Aber die Realität sieht immer anders aus, und in jedem Job gibt es unter den Kollegen und Vorgesetzten ganz reizende, selbstlose Gestalten, aber auch absolute Idioten. Und nur weil es sich um einen Sozialberuf handelt, arbeiten dort bestimmt nicht nur die guten Menschen aus purem Idealismus für kleines Geld, genauso wenig, wie im harten, kalten Kapitalismus nur Ellbogenmentalität herrscht und jeder nur in die eigene Tasche wirtschaftet.
Gerade deswegen halte ich Praktika für sinnvoll, weil es nicht ihr Zweck ist, den potenziellen Mitarbeitern eine perfekte heile Arbeitswelt vorzugaukeln, sondern auch die Schattenseiten aufzuzeigen.

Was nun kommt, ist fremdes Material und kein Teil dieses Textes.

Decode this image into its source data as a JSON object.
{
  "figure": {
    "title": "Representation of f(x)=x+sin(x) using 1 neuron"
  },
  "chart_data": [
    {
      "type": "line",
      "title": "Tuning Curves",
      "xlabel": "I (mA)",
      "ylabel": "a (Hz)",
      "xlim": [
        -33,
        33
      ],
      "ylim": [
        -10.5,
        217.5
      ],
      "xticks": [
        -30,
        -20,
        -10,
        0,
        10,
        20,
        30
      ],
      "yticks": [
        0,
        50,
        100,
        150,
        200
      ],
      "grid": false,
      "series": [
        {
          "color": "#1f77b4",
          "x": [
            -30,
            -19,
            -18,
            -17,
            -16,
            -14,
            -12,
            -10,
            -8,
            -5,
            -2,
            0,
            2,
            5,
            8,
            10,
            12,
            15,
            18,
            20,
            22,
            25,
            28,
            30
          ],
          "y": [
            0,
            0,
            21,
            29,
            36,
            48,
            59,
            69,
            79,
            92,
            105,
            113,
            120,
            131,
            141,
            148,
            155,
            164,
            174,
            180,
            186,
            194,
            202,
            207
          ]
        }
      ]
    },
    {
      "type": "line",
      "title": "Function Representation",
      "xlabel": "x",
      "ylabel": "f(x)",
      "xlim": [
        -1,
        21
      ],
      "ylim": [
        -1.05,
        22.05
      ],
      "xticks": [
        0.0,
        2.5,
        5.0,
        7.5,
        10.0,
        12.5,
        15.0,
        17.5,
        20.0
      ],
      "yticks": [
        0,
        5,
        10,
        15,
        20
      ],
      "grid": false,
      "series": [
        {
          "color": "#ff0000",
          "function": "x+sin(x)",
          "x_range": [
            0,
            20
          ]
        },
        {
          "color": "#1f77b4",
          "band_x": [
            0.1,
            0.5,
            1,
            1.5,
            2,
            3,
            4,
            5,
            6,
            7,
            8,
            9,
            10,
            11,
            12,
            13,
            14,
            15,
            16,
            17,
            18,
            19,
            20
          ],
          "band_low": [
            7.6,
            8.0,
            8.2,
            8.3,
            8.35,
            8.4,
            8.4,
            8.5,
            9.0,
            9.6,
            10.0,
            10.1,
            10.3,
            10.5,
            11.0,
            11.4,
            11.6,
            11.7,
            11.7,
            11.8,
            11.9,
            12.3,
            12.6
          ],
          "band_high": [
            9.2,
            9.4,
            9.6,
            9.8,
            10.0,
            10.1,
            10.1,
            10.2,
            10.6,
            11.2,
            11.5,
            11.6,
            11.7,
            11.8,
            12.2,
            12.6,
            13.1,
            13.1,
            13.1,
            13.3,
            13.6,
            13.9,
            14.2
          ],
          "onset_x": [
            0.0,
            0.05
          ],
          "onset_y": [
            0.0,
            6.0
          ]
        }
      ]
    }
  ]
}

Dass hier Enttäuschungen vorprogrammiert sind, ist natürlich für den Einzelnen schade, aber ich glaube auch nicht, dass es besser ist, wenn man die Scheuklappen auflässt und erst dann ruckartig auf dem Boden der Tatsachen landet, wenn es so schnell kein Zurück mehr gibt.
Ich würde auch sagen, dass ein Praktikum genau dafür da ist, dass man sich eben anschaut, wie ein Job wirklich ist und ob es tatsächlich das ist, was man sich vorgestellt hat. Ich habe mein Schülerpraktikum in einem Hotel gemacht, weil ich den Wunsch wirklich auch hatte, als Hotelfachfrau zu arbeiten. Zum Glück habe ich das Praktikum gemacht und dabei festgestellt, dass dieser Beruf doch nichts für mich ist.
Darum finde ich so ein Praktikum sehr gut, weil man so hinter die Kulissen des Berufswunsches schauen kann. Sicher kann es manchmal dazu führen, dass man feststellt, dass der Beruf toll ist, aber wenn man das Gegenteil feststellt und vielleicht desillusioniert ist, weil man sich wer weiß was erhofft hat, dann finde ich es auch gut, weil man nur ein Praktikum gemacht hat und keinen Ausbildungsvertrag unterschrieben oder so etwas.
Sicher ist es dann, wenn man sich sehr auf diesen Berufszweig versteift hat, erst einmal so, dass die Illusion zerstört wurde und man ohne einen Berufswunsch da steht. Das ist nicht so schön. Aber dann kann man sich neu orientieren und vielleicht einen Job finden, der viel besser zu einem passt.